Esta conducta, que se produce y reproduce en el ámbito del poder, se ha transformado en una costumbre y en parte de la cultura que afecta a los partidos políticos y a la propia sociedad civil, los que no pocas veces ven con indiferencia esta práctica que deforma la naturaleza misma del sistema político y de la función social.

Hay un proceso de concentración de poder y de debilitamiento progresivo de las atribuciones propias de los órganos estatales, municipales, políticos y sociales, lo que conduce a configurar un mapa en el que resulta, por un lado, un poder hegemónico, y por el otro, una serie de instituciones devaluadas, un sistema de partidos debilitados, fragmentados y confrontados, no solo por estrategias y tácticas diferentes, sino, en no pocos casos, aunque no en todos, por las concesiones y beneficios que puedan obtener del poder.

Por su parte la sociedad civil presenta cierta actividad y propuestas de cambio, a través de sus organizaciones, mientras que, en la mayoría de los casos, en la base de la misma, prevalece la indiferencia y la falta de acción de la generalidad de la población.

Este cuadro de concentración de poder, por una parte  y de fragmentación e indiferencia, por la otra, se va confirmando a través de las distintas situaciones específicas que se producen en la realidad política y social, y va produciendo la disminución de los valores y principios que constituyen la democracia, la institucionalidad y el Estado de Derecho.

La desarticulación del cuerpo social en nuestro país, se evidencia a través de tres manifestaciones principales: la fragmentación, la incomunicación y la falta de participación de la mayoría de los componentes de la sociedad civil en la búsqueda de soluciones a los grandes problemas que se padecen.

Recuperar el sentido de pertenencia a una unidad superior, sustituir el sentido de autarquía y autosuficiencia de grupos y sectores por otro integrativo y complementario, es parte del desafío fundamental que debemos afrontar y que exige una idea clara de que no deben existir unidades cerradas sobre sí mismas, sino un mecanismo de relaciones múltiples.

El momento actual de nuestro país se expande hacia el pasado y hacia el futuro. Todo presente es un punto de enlace entre el pretérito y el porvenir, lo que nos lleva a salir de nosotros mismos para reafirmar la identidad, a salir del encierro de la situación coyuntural e inmediata para poder entenderla en su adecuada perspectiva y regresar a ella para dar respuestas apropiadas a sus exigencias y demandas, para poder reencontrarnos y reconstruirnos en la arquitectura histórica y moral de nuestra realidad esencial.
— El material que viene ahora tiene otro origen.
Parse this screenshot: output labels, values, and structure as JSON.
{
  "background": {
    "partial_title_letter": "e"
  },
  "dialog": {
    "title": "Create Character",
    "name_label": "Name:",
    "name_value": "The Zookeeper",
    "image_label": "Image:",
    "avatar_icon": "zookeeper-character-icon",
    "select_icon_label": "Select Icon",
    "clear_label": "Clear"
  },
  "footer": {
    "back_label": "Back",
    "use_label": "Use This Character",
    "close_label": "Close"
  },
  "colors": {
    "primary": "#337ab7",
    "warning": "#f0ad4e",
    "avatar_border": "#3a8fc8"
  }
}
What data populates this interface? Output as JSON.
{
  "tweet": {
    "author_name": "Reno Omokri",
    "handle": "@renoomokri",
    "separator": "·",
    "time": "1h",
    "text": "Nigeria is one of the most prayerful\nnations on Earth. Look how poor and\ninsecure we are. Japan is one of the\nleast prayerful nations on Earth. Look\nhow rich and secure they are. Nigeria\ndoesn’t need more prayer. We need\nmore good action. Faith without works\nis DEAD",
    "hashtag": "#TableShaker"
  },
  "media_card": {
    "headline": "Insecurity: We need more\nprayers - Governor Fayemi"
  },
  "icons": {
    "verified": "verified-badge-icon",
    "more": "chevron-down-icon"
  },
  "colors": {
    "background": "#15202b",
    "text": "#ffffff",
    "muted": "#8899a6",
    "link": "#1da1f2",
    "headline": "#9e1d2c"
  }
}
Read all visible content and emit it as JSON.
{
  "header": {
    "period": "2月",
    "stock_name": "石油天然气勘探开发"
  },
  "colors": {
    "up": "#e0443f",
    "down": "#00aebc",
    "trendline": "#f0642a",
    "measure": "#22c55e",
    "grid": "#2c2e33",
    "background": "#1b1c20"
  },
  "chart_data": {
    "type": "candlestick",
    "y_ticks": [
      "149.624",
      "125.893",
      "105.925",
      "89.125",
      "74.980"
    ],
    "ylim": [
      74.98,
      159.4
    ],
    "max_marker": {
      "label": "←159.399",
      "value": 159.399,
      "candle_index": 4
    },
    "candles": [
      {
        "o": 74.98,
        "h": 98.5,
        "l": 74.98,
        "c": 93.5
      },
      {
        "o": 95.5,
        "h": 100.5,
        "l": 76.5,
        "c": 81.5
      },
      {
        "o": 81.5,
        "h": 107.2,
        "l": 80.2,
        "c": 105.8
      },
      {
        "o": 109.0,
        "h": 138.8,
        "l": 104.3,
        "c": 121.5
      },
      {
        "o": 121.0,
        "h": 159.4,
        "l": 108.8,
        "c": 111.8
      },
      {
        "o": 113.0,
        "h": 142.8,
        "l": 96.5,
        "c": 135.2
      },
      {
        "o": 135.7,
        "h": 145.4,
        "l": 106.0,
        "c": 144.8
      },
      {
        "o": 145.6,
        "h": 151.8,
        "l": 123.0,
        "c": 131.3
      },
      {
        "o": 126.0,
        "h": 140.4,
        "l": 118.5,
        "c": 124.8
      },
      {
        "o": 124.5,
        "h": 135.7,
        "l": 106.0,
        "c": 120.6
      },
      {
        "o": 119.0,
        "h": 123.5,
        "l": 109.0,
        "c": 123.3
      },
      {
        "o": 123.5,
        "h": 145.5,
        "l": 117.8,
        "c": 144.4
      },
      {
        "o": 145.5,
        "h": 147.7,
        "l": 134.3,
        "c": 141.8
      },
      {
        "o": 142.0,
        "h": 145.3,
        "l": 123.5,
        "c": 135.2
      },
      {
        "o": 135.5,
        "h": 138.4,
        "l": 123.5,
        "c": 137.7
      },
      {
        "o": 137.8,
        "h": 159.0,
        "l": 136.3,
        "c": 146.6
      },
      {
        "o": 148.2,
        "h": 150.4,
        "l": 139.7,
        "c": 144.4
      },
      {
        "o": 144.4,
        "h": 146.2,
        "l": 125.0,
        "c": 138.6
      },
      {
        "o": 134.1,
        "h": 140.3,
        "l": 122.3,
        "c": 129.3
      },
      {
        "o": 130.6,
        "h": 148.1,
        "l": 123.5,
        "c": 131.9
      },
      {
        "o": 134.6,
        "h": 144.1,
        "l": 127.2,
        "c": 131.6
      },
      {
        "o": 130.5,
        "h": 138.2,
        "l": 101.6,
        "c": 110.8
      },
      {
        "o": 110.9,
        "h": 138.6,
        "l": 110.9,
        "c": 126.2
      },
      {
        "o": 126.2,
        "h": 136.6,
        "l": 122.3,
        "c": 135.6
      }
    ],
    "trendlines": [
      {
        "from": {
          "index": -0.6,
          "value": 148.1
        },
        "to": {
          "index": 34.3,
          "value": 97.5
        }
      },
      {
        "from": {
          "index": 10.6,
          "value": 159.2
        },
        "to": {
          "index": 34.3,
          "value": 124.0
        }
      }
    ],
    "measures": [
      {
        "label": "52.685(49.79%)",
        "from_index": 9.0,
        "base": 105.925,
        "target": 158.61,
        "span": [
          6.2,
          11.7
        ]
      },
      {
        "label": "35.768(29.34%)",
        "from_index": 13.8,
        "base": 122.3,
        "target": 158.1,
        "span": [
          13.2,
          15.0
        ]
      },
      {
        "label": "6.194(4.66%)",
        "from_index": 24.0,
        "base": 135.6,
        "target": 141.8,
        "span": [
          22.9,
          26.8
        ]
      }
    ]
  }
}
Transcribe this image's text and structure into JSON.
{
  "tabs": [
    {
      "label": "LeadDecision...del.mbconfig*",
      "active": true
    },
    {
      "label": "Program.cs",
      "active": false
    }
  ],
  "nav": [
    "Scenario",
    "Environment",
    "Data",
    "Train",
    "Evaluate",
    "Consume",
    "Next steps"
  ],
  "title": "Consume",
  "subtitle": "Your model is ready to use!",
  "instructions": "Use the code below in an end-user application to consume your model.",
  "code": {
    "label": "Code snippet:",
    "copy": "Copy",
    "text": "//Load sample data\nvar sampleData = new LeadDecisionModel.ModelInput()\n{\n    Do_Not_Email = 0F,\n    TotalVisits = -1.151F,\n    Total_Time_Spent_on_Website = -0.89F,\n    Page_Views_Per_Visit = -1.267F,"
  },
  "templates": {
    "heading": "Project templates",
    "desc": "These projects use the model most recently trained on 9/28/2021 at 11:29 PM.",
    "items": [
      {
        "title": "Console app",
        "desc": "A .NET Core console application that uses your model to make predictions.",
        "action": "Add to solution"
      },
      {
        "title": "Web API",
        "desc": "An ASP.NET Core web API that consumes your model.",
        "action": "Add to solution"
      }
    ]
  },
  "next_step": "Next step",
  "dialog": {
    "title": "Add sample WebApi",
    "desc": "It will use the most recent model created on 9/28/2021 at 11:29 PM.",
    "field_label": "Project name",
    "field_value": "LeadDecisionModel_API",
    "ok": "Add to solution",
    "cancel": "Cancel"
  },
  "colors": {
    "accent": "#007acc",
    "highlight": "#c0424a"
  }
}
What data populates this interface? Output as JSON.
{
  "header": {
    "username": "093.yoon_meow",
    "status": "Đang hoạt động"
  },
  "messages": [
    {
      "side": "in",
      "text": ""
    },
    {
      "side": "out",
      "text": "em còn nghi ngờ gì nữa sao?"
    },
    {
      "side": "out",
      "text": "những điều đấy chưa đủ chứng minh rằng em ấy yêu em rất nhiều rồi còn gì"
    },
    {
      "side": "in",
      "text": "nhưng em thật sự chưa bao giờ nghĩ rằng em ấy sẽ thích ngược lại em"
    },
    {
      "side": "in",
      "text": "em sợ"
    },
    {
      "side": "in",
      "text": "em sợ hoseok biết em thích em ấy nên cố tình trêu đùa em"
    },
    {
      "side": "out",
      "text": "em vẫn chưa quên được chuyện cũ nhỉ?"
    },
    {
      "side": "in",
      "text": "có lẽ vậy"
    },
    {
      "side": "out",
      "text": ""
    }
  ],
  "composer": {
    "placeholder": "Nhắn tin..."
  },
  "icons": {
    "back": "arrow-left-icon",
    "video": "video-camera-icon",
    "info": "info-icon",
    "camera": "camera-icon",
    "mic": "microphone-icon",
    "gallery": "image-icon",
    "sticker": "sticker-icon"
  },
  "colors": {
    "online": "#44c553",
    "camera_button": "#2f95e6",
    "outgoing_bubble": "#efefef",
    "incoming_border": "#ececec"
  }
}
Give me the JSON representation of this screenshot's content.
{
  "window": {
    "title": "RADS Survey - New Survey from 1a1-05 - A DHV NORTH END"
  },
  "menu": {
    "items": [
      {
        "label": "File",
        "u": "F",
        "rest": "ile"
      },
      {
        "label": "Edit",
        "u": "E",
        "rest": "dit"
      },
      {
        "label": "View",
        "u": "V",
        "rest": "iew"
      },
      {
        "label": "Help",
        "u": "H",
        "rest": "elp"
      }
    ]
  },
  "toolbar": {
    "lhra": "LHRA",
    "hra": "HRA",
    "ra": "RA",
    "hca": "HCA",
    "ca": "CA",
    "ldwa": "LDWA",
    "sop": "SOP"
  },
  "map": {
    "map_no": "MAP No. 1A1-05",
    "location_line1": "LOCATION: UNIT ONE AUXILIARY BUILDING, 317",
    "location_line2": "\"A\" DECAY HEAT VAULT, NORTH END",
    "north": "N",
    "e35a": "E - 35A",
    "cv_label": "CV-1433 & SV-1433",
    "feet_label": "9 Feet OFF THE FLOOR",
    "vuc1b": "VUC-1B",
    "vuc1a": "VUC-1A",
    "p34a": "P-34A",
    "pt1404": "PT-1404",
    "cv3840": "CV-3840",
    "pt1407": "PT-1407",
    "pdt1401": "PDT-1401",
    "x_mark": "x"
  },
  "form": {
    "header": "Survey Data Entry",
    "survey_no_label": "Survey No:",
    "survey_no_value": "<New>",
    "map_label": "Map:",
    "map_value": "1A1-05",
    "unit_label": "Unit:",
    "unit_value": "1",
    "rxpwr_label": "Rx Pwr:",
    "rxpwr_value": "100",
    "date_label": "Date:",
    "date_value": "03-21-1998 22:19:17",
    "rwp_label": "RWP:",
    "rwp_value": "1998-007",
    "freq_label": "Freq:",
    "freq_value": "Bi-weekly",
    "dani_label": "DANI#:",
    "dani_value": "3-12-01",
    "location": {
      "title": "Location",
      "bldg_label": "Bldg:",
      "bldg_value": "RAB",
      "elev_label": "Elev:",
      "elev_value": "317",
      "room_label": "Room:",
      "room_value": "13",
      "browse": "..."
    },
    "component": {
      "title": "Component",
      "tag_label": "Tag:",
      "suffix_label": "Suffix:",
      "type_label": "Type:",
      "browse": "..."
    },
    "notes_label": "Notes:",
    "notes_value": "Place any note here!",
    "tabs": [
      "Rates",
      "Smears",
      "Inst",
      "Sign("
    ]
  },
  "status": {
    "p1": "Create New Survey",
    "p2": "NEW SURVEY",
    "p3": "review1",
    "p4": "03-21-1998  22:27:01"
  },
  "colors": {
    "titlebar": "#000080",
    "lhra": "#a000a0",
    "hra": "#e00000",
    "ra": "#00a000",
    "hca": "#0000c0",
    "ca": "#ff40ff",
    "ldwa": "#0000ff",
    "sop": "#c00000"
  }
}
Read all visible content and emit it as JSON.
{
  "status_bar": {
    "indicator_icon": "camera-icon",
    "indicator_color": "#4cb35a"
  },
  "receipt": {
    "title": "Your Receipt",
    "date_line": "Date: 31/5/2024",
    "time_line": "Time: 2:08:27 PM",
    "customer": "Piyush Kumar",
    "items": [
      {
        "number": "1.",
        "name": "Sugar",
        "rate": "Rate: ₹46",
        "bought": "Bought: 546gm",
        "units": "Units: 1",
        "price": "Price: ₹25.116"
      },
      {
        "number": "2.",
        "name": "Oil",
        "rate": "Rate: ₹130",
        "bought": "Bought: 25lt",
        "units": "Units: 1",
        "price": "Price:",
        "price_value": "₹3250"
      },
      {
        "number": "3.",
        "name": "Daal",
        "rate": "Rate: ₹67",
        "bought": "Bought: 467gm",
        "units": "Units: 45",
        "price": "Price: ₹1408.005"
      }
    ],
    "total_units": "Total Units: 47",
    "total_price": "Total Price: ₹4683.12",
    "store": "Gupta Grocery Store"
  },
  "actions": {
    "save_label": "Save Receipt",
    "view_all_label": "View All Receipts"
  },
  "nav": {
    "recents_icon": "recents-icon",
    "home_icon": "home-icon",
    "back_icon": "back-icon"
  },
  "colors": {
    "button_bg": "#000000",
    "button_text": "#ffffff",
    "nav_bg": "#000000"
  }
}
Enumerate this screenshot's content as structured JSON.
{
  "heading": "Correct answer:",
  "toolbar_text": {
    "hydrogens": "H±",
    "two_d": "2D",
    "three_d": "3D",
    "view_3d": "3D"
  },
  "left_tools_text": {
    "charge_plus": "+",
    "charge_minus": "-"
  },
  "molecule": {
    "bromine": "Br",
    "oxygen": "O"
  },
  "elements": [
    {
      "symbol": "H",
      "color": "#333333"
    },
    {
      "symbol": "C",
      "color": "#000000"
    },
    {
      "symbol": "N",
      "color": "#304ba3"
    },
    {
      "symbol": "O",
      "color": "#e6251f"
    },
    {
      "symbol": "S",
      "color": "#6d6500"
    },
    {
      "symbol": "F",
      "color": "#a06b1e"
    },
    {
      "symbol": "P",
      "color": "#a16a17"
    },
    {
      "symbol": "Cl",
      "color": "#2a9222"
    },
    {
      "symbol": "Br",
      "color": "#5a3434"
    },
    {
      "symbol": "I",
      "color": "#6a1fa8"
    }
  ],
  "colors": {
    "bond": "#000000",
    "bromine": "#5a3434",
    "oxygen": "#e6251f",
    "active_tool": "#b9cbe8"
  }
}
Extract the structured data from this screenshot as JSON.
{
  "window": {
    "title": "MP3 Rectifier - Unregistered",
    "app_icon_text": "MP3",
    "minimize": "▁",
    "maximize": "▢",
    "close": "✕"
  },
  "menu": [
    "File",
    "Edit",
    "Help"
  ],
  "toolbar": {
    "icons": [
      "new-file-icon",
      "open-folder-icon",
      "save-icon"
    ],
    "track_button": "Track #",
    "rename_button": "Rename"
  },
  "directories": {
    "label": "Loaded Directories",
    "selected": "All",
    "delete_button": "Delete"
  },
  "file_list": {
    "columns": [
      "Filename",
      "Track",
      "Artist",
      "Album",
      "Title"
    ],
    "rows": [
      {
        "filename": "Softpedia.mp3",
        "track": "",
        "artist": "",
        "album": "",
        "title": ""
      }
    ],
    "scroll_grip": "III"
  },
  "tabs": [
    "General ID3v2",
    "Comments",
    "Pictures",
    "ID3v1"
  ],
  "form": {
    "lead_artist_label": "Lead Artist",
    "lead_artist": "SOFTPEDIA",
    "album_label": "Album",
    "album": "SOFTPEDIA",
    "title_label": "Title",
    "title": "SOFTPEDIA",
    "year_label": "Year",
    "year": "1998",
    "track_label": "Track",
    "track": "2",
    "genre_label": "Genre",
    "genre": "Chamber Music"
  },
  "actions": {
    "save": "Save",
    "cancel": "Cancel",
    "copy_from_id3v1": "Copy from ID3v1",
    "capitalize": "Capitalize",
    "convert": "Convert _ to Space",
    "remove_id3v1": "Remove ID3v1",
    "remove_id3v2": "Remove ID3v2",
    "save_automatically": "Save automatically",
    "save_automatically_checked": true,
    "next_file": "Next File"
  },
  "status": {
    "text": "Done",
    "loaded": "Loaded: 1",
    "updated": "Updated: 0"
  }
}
Solo se percibe la identidad de lo nicaragüense cuando está a punto de desaparecer, solo se siente la existencia de la nación cuando está en riesgo de perderse. Fuera de esos momentos culminantes, la conducta ha sido de enfrentamiento y descalificación. En esas circunstancias, los particularismos y confrontaciones y la lucha por el poder, ha sido la tónica dominante. Como hemos dicho, la idea de nación y de identidad aparece en forma intermitente ante determinadas circunstancias, para desaparecer luego en medio de la confrontación por alcanzar y satisfacer intereses particulares.

Es claro que de esta reflexión no debe desprenderse una actitud intolerante como lo es todo nacionalismo irracional y extremo, sino un concepto y realidad de nación que significa identidad cultural y voluntad histórica. Sin esa identidad y sin esa voluntad toda participación en la construcción de una sociedad más integral es imposible.

La historia de nuestro país ha sido un doloroso proceso de hilvanar ausencias. En esos vacíos de lo que no se ha hecho, de lo que no se ha debido hacer o de lo que se ha olvidado, se han escapado nuestras mayores posibilidades históricas.

El necesario acuerdo social que sirva de base a la formación de la nación nicaragüense debe orientarse a la consolidación y desarrollo de una ética de la solidaridad, de una conducta de tolerancia y de un verdadero Estado de Derecho. Debe restituir lo esencial de nuestra cultura y tradición al proyecto que queremos construir y debe también contribuir a integrar, o al menos  aproximar esos sectores que están separados y contrapuestos en forma casi permanente.

El autor es jurista y filósofo nicaragüense.